個人の場合、最大で55%にもなる税率が23.2%に抑えられるというのは大きな節税効果と言えます。

たとえばFXで1000万円の利益を出した場合、個人なら43%の税率が掛かりますので430万円が持っていかれてしまいます。

しかし、これが法人口座での取引だった場合は230万円程度です。

その差は200万円ですから、いかに法人名義での取引が税金上有利なのかが分かります。

また、法人の場合は損失を繰り越すこともできますので、前年のマイナスを今年のプラスと相殺するなどが可能です。

ただし、この法人化にはデメリットもあります。

まず法人化をするには初期費用が掛かるのですが、この額がどれだけ安くても20万~30万円は必要です。

また、法人を登記するのには時間もかかりますし、稼ぎがなくても必ず支払うべき税金というものが発生します。

もちろん先ほどの1000万円クラスの収入がコンスタントに得られる自信があるなら法人化はひとつの手ですが、一般的なトレーダーからすると面倒なことや余計な出費が掛かるだけ無駄という見方も出来るということを理解しておいてください。

「確定申告をしない」は絶対にNG

これもよく見聞きする内容ですが「海外のサイトだし、多少の利益くらいなら確定申告をしなくてもバレないんじゃない?」という人がいつの世にも一定数います。

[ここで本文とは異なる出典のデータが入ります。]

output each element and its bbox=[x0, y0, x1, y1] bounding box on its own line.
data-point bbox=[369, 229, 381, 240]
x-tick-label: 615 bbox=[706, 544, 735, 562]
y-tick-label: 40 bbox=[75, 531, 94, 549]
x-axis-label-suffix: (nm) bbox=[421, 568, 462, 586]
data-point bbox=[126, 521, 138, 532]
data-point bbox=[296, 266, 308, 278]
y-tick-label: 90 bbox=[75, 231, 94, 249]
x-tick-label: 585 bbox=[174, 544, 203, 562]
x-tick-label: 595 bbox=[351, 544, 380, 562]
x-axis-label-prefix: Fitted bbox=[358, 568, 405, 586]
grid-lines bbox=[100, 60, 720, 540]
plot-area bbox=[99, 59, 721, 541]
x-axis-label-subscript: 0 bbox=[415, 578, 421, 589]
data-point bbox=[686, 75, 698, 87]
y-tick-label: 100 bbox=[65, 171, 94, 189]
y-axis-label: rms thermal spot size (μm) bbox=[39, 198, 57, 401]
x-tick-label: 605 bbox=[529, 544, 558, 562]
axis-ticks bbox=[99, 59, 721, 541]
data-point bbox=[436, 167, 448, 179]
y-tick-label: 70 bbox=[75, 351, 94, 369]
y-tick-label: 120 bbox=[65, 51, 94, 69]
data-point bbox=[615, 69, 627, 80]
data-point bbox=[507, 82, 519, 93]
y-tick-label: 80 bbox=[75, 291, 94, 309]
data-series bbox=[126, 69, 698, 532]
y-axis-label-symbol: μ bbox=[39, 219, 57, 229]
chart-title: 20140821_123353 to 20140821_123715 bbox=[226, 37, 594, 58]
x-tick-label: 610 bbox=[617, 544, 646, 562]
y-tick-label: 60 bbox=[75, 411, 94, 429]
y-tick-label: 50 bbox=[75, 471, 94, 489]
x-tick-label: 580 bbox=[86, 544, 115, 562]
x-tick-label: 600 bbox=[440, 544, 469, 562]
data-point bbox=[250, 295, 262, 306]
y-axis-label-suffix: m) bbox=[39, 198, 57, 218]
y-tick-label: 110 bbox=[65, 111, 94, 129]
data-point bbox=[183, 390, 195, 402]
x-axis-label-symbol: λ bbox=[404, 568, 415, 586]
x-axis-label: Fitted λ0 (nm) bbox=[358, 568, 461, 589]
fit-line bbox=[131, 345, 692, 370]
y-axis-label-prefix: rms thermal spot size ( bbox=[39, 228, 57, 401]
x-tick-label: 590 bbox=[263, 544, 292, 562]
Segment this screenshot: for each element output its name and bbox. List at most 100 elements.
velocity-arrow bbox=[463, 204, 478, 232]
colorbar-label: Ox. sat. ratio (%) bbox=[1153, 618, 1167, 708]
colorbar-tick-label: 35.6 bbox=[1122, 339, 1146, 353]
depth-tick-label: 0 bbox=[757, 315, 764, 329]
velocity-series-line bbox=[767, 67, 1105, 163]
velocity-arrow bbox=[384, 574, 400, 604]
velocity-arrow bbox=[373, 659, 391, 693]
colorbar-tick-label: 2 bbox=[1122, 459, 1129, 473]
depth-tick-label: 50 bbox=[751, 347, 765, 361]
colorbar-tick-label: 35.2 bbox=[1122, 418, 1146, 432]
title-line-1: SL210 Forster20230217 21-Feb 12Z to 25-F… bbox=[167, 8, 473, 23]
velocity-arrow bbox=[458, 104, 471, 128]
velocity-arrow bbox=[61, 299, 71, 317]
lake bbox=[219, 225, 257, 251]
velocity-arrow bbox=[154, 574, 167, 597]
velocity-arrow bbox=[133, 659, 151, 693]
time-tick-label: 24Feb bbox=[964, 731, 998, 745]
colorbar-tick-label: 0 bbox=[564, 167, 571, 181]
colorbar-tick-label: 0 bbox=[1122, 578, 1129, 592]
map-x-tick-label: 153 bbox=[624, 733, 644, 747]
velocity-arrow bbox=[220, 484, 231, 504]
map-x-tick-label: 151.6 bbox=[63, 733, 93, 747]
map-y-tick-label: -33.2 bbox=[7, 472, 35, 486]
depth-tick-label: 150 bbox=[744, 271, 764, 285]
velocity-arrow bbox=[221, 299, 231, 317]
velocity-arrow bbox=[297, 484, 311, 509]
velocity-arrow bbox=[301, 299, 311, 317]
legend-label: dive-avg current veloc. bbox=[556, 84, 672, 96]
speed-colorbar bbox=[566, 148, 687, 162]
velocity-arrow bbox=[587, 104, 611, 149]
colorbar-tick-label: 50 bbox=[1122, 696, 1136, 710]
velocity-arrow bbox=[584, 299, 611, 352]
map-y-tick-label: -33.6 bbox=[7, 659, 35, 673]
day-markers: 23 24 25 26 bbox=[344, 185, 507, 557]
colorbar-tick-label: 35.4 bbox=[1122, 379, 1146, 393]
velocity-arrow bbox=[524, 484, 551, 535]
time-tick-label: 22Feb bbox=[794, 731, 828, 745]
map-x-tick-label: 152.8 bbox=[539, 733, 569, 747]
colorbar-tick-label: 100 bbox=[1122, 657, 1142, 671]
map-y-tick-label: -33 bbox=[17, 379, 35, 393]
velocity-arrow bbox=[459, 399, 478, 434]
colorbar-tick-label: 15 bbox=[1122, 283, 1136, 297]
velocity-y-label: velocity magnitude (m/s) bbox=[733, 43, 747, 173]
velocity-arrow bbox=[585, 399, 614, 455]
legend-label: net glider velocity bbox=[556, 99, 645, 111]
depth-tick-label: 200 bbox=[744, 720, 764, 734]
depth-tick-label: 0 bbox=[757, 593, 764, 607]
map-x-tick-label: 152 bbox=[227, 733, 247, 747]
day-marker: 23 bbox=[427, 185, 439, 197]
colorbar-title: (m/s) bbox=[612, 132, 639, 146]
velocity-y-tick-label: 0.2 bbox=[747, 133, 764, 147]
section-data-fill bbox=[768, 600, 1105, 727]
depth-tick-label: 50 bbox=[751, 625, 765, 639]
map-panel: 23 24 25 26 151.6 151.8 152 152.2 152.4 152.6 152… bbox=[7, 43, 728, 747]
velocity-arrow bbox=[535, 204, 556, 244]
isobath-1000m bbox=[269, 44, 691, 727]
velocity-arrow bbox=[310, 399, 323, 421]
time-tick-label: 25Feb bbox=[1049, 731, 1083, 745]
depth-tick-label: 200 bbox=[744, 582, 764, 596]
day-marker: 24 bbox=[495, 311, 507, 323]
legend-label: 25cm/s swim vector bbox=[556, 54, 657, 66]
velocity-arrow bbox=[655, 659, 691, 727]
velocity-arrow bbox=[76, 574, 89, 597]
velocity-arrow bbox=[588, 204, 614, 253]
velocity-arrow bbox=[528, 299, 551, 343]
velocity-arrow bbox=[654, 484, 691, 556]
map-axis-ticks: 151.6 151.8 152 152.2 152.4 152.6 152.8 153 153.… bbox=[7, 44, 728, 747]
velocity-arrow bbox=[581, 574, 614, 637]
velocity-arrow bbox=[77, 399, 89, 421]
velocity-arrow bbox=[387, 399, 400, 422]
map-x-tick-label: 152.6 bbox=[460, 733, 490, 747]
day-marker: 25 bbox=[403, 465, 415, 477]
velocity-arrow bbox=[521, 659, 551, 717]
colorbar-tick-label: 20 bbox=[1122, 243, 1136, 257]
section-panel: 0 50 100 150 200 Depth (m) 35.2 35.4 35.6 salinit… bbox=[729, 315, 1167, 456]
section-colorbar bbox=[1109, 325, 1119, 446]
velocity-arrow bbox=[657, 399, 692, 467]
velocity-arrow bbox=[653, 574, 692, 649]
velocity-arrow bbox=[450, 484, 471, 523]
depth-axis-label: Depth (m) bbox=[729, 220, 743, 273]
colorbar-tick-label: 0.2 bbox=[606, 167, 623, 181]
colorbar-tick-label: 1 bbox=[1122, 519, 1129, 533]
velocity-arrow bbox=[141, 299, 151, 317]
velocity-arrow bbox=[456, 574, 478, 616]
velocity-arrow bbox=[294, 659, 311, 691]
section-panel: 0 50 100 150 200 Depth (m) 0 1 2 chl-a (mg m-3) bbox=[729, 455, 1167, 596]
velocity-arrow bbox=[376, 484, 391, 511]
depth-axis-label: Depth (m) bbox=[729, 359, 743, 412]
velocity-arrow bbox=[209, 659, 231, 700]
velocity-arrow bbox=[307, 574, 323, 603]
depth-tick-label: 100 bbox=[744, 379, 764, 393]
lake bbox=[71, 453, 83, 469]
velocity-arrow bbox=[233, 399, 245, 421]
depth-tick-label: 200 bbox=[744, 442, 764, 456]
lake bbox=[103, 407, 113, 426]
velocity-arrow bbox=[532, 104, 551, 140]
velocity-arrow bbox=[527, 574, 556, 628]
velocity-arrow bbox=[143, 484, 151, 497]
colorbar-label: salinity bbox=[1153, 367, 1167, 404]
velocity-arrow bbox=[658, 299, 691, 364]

ちなみにこの確定申告をしないという行為は絶対にNGです。

たとえば、今年の利益が30万円ほど出たとして、確定申告をしなかったとしましょう。

この場合、仮に今年はバレなかったとしても、今後FXをやり続けていけば必ずバレるようになっています。

というのも、海外FXサイトから日本人ユーザーの国内銀行にお金が振り込まれたデータというのはずっと残っているものなのです。

税務署は国内銀行に対してこのデータを開示させる力を持っていますので、あなたがいつどこのサイトからいくらお金を引き出したかが一発で分かる仕組みになっています。

特に最近はテロ防止の観点からも、海外からの送金に対しては国内銀行側も敏感です。

これまで銀行の口座に数十万円しか入っていなかった人に、いきなり海外から数百万円などが振り込まれたら国内銀行側からも「おかしいな」ということでチェックが入り、さらにそこから税務署に連絡がいくこともあり得ます。

こうなると追徴課税という形がとられ、本来支払わなくてよかった余分な税金まで払うことになるわけです。

しかも税金というのは利益が出た翌年に払うものなので、その時点でお金が残っていなかったら支払うことすらできません。

このように、自分のこれまでの経歴に余計なキズがつくことも考えると素直に確定申告をしておいた方が絶対に良いと断言しておきます。

とはいえ、確定申告が必要になるほど利益が出るということは、少なからずFXのセンスがあるということです。

そして、数十万円の利益が出せるということは、そこからさらに利益を上げていけるだけの力があることを意味しています。

ぜひ、あなたもFXをやるのであれば確定申告が必要となるくらいまで頑張ってみてください。